Radicais estão prontos para agir em outras cidades importantes, como São Paulo e Rio de Janeiro.

O alto risco de um confronto faz das marchas de 1964, com rotundas senhoras com terços nas mãos, rezando contra “agitadores”, uma risível lembrança do passado.

Agora, há cheiro de feridos e mortos no ar, o que pouco importa para o coronel Azim: “Eu não vou para lugar nenhum a não ser para tomar uma atitude.

Chega de blá-blá-blá.

Chega de só amedrontar”.

Em países como o Brasil - onde a democracia é uma plantinha tenra, que precisa ser regada todos os dias – declarações como essa deviam ser consideradas não apenas um crime, mas uma verdadeira convocação a um golpe.

Nada aconteceu.

O tal coronel Azim deverá continuar ameaçando o Legislativo e o Judiciário até o 7 de setembro, reunindo milicianos e planejando a invasão às sedes de dois Poderes constitucionais.

O que fizeram o presidente da República, o ministro da Justiça, o diretor da Polícia Federal, o diretor da Agência Brasileira de Informações diante dos chiliques do coronel Azim?

Ao menos se sabe quem é o coronel Azim, em nome de quais interesses ele atenta contra a democracia?

Quem se beneficia dos ataques do coronel Azim?

Jair Messias Bolsonaro é o principal beneficiário.

Fragilizar as instituições, enfraquecer a democracia e exibir a força das milícias nas ruas – tudo faz parte do seu permanente empenho em acelerar o golpismo.

Não por acaso, em nenhum momento o presidente da República desautorizou as convocações bolsonaristas para o dia 7 de setembro, nem alertou os governadores sobre os riscos de confrontação.

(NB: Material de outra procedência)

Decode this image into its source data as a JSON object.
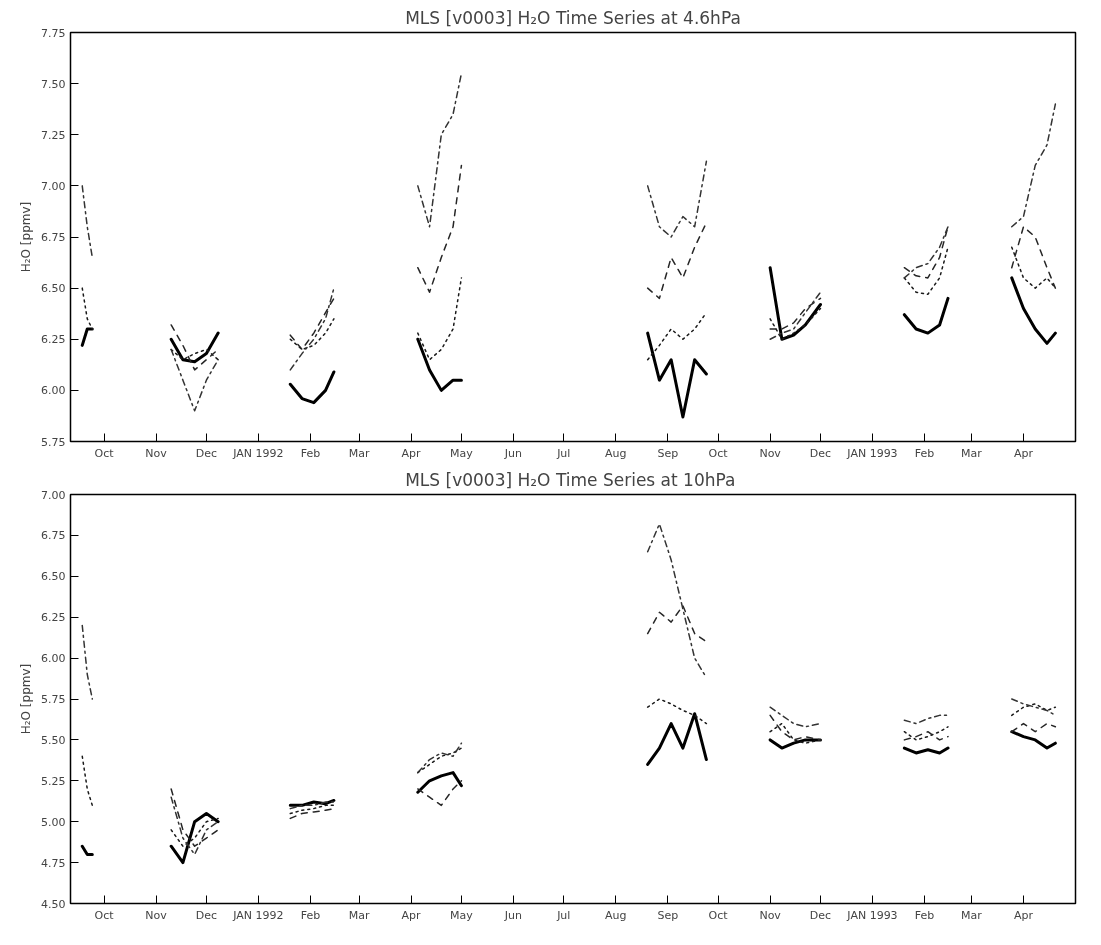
{
  "chart_data": [
    {
      "type": "line",
      "title": "MLS [v0003] H₂O Time Series at 4.6hPa",
      "ylabel": "H₂O [ppmv]",
      "grid": false,
      "x": [
        "1991-09-18",
        "1991-09-21",
        "1991-09-24",
        "1991-10-15",
        "1991-11-10",
        "1991-11-17",
        "1991-11-24",
        "1991-12-01",
        "1991-12-08",
        "1991-12-30",
        "1992-01-20",
        "1992-01-27",
        "1992-02-03",
        "1992-02-10",
        "1992-02-15",
        "1992-03-10",
        "1992-04-05",
        "1992-04-12",
        "1992-04-19",
        "1992-04-26",
        "1992-05-01",
        "1992-06-15",
        "1992-08-20",
        "1992-08-27",
        "1992-09-03",
        "1992-09-10",
        "1992-09-17",
        "1992-09-24",
        "1992-10-15",
        "1992-11-01",
        "1992-11-08",
        "1992-11-15",
        "1992-11-22",
        "1992-12-01",
        "1992-12-30",
        "1993-01-20",
        "1993-01-27",
        "1993-02-03",
        "1993-02-10",
        "1993-02-15",
        "1993-03-10",
        "1993-03-25",
        "1993-04-01",
        "1993-04-08",
        "1993-04-15",
        "1993-04-20"
      ],
      "xlim": [
        "1991-09-11",
        "1993-05-02"
      ],
      "xticks": [
        {
          "value": "1991-10-01",
          "label": "Oct"
        },
        {
          "value": "1991-11-01",
          "label": "Nov"
        },
        {
          "value": "1991-12-01",
          "label": "Dec"
        },
        {
          "value": "1992-01-01",
          "label": "JAN 1992"
        },
        {
          "value": "1992-02-01",
          "label": "Feb"
        },
        {
          "value": "1992-03-01",
          "label": "Mar"
        },
        {
          "value": "1992-04-01",
          "label": "Apr"
        },
        {
          "value": "1992-05-01",
          "label": "May"
        },
        {
          "value": "1992-06-01",
          "label": "Jun"
        },
        {
          "value": "1992-07-01",
          "label": "Jul"
        },
        {
          "value": "1992-08-01",
          "label": "Aug"
        },
        {
          "value": "1992-09-01",
          "label": "Sep"
        },
        {
          "value": "1992-10-01",
          "label": "Oct"
        },
        {
          "value": "1992-11-01",
          "label": "Nov"
        },
        {
          "value": "1992-12-01",
          "label": "Dec"
        },
        {
          "value": "1993-01-01",
          "label": "JAN 1993"
        },
        {
          "value": "1993-02-01",
          "label": "Feb"
        },
        {
          "value": "1993-03-01",
          "label": "Mar"
        },
        {
          "value": "1993-04-01",
          "label": "Apr"
        }
      ],
      "ylim": [
        5.75,
        7.75
      ],
      "yticks": [
        {
          "value": 5.75,
          "label": "5.75"
        },
        {
          "value": 6.0,
          "label": "6.00"
        },
        {
          "value": 6.25,
          "label": "6.25"
        },
        {
          "value": 6.5,
          "label": "6.50"
        },
        {
          "value": 6.75,
          "label": "6.75"
        },
        {
          "value": 7.0,
          "label": "7.00"
        },
        {
          "value": 7.25,
          "label": "7.25"
        },
        {
          "value": 7.5,
          "label": "7.50"
        },
        {
          "value": 7.75,
          "label": "7.75"
        }
      ],
      "series": [
        {
          "color": "#000000",
          "line_style": "solid",
          "values": [
            6.22,
            6.3,
            6.3,
            null,
            6.25,
            6.15,
            6.14,
            6.18,
            6.28,
            null,
            6.03,
            5.96,
            5.94,
            6.0,
            6.09,
            null,
            6.25,
            6.1,
            6.0,
            6.05,
            6.05,
            null,
            6.28,
            6.05,
            6.15,
            5.87,
            6.15,
            6.08,
            null,
            6.6,
            6.25,
            6.27,
            6.32,
            6.42,
            null,
            6.37,
            6.3,
            6.28,
            6.32,
            6.45,
            null,
            6.55,
            6.4,
            6.3,
            6.23,
            6.28
          ]
        },
        {
          "color": "#1a1a1a",
          "line_style": "dotted",
          "values": [
            6.5,
            6.35,
            6.3,
            null,
            6.2,
            6.15,
            6.18,
            6.2,
            6.15,
            null,
            6.25,
            6.2,
            6.22,
            6.28,
            6.35,
            null,
            6.28,
            6.15,
            6.2,
            6.3,
            6.55,
            null,
            6.15,
            6.22,
            6.3,
            6.25,
            6.3,
            6.38,
            null,
            6.35,
            6.25,
            6.28,
            6.32,
            6.4,
            null,
            6.55,
            6.48,
            6.47,
            6.55,
            6.7,
            null,
            6.7,
            6.55,
            6.5,
            6.55,
            6.5
          ]
        },
        {
          "color": "#262626",
          "line_style": "dashed",
          "values": [
            null,
            null,
            null,
            null,
            6.32,
            6.22,
            6.1,
            6.15,
            6.2,
            null,
            6.27,
            6.2,
            6.28,
            6.38,
            6.45,
            null,
            6.6,
            6.48,
            6.65,
            6.8,
            7.1,
            null,
            6.5,
            6.45,
            6.65,
            6.55,
            6.7,
            6.82,
            null,
            6.3,
            6.3,
            6.33,
            6.4,
            6.45,
            null,
            6.6,
            6.56,
            6.55,
            6.65,
            6.8,
            null,
            6.6,
            6.8,
            6.75,
            6.6,
            6.5
          ]
        },
        {
          "color": "#333333",
          "line_style": "dashdot",
          "values": [
            7.0,
            6.8,
            6.65,
            null,
            6.2,
            6.05,
            5.9,
            6.05,
            6.15,
            null,
            6.1,
            6.18,
            6.25,
            6.35,
            6.5,
            null,
            7.0,
            6.8,
            7.25,
            7.35,
            7.55,
            null,
            7.0,
            6.8,
            6.75,
            6.85,
            6.8,
            7.12,
            null,
            6.25,
            6.28,
            6.3,
            6.38,
            6.48,
            null,
            6.55,
            6.6,
            6.62,
            6.7,
            6.8,
            null,
            6.8,
            6.85,
            7.1,
            7.2,
            7.4
          ]
        }
      ]
    },
    {
      "type": "line",
      "title": "MLS [v0003]  H₂O Time Series at 10hPa",
      "ylabel": "H₂O [ppmv]",
      "grid": false,
      "x": [
        "1991-09-18",
        "1991-09-21",
        "1991-09-24",
        "1991-10-15",
        "1991-11-10",
        "1991-11-17",
        "1991-11-24",
        "1991-12-01",
        "1991-12-08",
        "1991-12-30",
        "1992-01-20",
        "1992-01-27",
        "1992-02-03",
        "1992-02-10",
        "1992-02-15",
        "1992-03-10",
        "1992-04-05",
        "1992-04-12",
        "1992-04-19",
        "1992-04-26",
        "1992-05-01",
        "1992-06-15",
        "1992-08-20",
        "1992-08-27",
        "1992-09-03",
        "1992-09-10",
        "1992-09-17",
        "1992-09-24",
        "1992-10-15",
        "1992-11-01",
        "1992-11-08",
        "1992-11-15",
        "1992-11-22",
        "1992-12-01",
        "1992-12-30",
        "1993-01-20",
        "1993-01-27",
        "1993-02-03",
        "1993-02-10",
        "1993-02-15",
        "1993-03-10",
        "1993-03-25",
        "1993-04-01",
        "1993-04-08",
        "1993-04-15",
        "1993-04-20"
      ],
      "xlim": [
        "1991-09-11",
        "1993-05-02"
      ],
      "xticks": [
        {
          "value": "1991-10-01",
          "label": "Oct"
        },
        {
          "value": "1991-11-01",
          "label": "Nov"
        },
        {
          "value": "1991-12-01",
          "label": "Dec"
        },
        {
          "value": "1992-01-01",
          "label": "JAN 1992"
        },
        {
          "value": "1992-02-01",
          "label": "Feb"
        },
        {
          "value": "1992-03-01",
          "label": "Mar"
        },
        {
          "value": "1992-04-01",
          "label": "Apr"
        },
        {
          "value": "1992-05-01",
          "label": "May"
        },
        {
          "value": "1992-06-01",
          "label": "Jun"
        },
        {
          "value": "1992-07-01",
          "label": "Jul"
        },
        {
          "value": "1992-08-01",
          "label": "Aug"
        },
        {
          "value": "1992-09-01",
          "label": "Sep"
        },
        {
          "value": "1992-10-01",
          "label": "Oct"
        },
        {
          "value": "1992-11-01",
          "label": "Nov"
        },
        {
          "value": "1992-12-01",
          "label": "Dec"
        },
        {
          "value": "1993-01-01",
          "label": "JAN 1993"
        },
        {
          "value": "1993-02-01",
          "label": "Feb"
        },
        {
          "value": "1993-03-01",
          "label": "Mar"
        },
        {
          "value": "1993-04-01",
          "label": "Apr"
        }
      ],
      "ylim": [
        4.5,
        7.0
      ],
      "yticks": [
        {
          "value": 4.5,
          "label": "4.50"
        },
        {
          "value": 4.75,
          "label": "4.75"
        },
        {
          "value": 5.0,
          "label": "5.00"
        },
        {
          "value": 5.25,
          "label": "5.25"
        },
        {
          "value": 5.5,
          "label": "5.50"
        },
        {
          "value": 5.75,
          "label": "5.75"
        },
        {
          "value": 6.0,
          "label": "6.00"
        },
        {
          "value": 6.25,
          "label": "6.25"
        },
        {
          "value": 6.5,
          "label": "6.50"
        },
        {
          "value": 6.75,
          "label": "6.75"
        },
        {
          "value": 7.0,
          "label": "7.00"
        }
      ],
      "series": [
        {
          "color": "#000000",
          "line_style": "solid",
          "values": [
            4.85,
            4.8,
            4.8,
            null,
            4.85,
            4.75,
            5.0,
            5.05,
            5.0,
            null,
            5.1,
            5.1,
            5.12,
            5.11,
            5.13,
            null,
            5.18,
            5.25,
            5.28,
            5.3,
            5.22,
            null,
            5.35,
            5.45,
            5.6,
            5.45,
            5.66,
            5.38,
            null,
            5.5,
            5.45,
            5.48,
            5.5,
            5.5,
            null,
            5.45,
            5.42,
            5.44,
            5.42,
            5.45,
            null,
            5.55,
            5.52,
            5.5,
            5.45,
            5.48
          ]
        },
        {
          "color": "#1a1a1a",
          "line_style": "dotted",
          "values": [
            5.4,
            5.2,
            5.1,
            null,
            4.95,
            4.85,
            4.9,
            5.0,
            5.02,
            null,
            5.05,
            5.07,
            5.08,
            5.1,
            5.1,
            null,
            5.3,
            5.35,
            5.4,
            5.42,
            5.45,
            null,
            5.7,
            5.75,
            5.72,
            5.68,
            5.65,
            5.6,
            null,
            5.55,
            5.6,
            5.5,
            5.48,
            5.5,
            null,
            5.55,
            5.5,
            5.52,
            5.55,
            5.58,
            null,
            5.65,
            5.7,
            5.72,
            5.68,
            5.7
          ]
        },
        {
          "color": "#262626",
          "line_style": "dashed",
          "values": [
            null,
            null,
            null,
            null,
            5.2,
            4.95,
            4.85,
            4.9,
            4.95,
            null,
            5.02,
            5.05,
            5.06,
            5.07,
            5.08,
            null,
            5.2,
            5.15,
            5.1,
            5.2,
            5.25,
            null,
            6.15,
            6.28,
            6.22,
            6.32,
            6.15,
            6.1,
            null,
            5.65,
            5.55,
            5.5,
            5.52,
            5.5,
            null,
            5.5,
            5.52,
            5.55,
            5.5,
            5.52,
            null,
            5.55,
            5.6,
            5.55,
            5.6,
            5.58
          ]
        },
        {
          "color": "#333333",
          "line_style": "dashdot",
          "values": [
            6.2,
            5.9,
            5.75,
            null,
            5.15,
            4.9,
            4.8,
            4.95,
            5.0,
            null,
            5.08,
            5.1,
            5.1,
            5.12,
            5.12,
            null,
            5.3,
            5.38,
            5.42,
            5.4,
            5.48,
            null,
            6.65,
            6.82,
            6.6,
            6.3,
            6.0,
            5.88,
            null,
            5.7,
            5.65,
            5.6,
            5.58,
            5.6,
            null,
            5.62,
            5.6,
            5.63,
            5.65,
            5.65,
            null,
            5.75,
            5.72,
            5.7,
            5.68,
            5.65
          ]
        }
      ]
    }
  ]
}
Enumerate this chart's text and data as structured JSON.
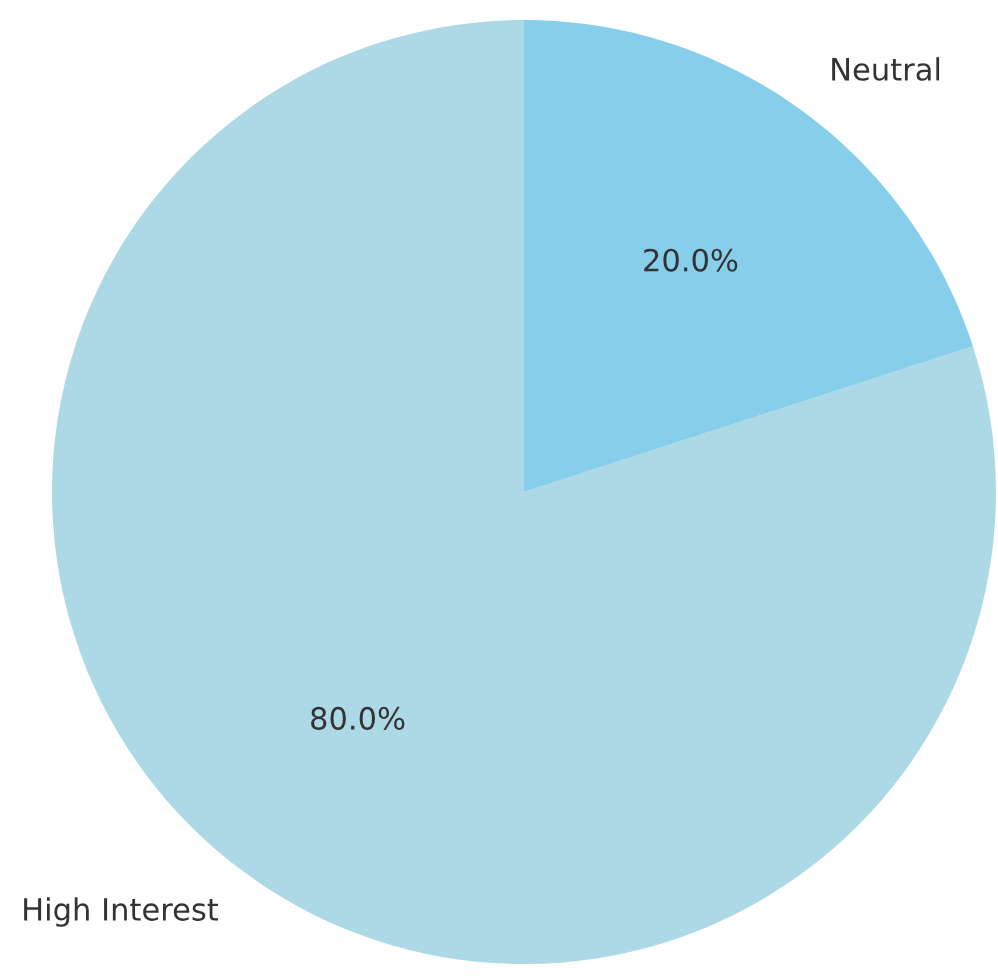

Do contrário, instigou suas bases da extrema direita, garantindo que estará com elas, pessoalmente, ao menos em Brasília e São Paulo.

Acuado pelo isolamento político e pela sucessão de crises, o bolsonarismo quer fazer do 7 de setembro – um dia de orgulho nacional – o dia da virada, com a tomada das ruas em todo o país.

Bolsonaro tem do seu lado uma minoria com ódio, armada com revólveres, parte dela treinada em artes marciais.

A maioria democrata se defende com declarações, manifestos, apelos ao diálogo e ao entendimento. É improvável que o presidente da República ceda a qualquer tentativa de pacificação.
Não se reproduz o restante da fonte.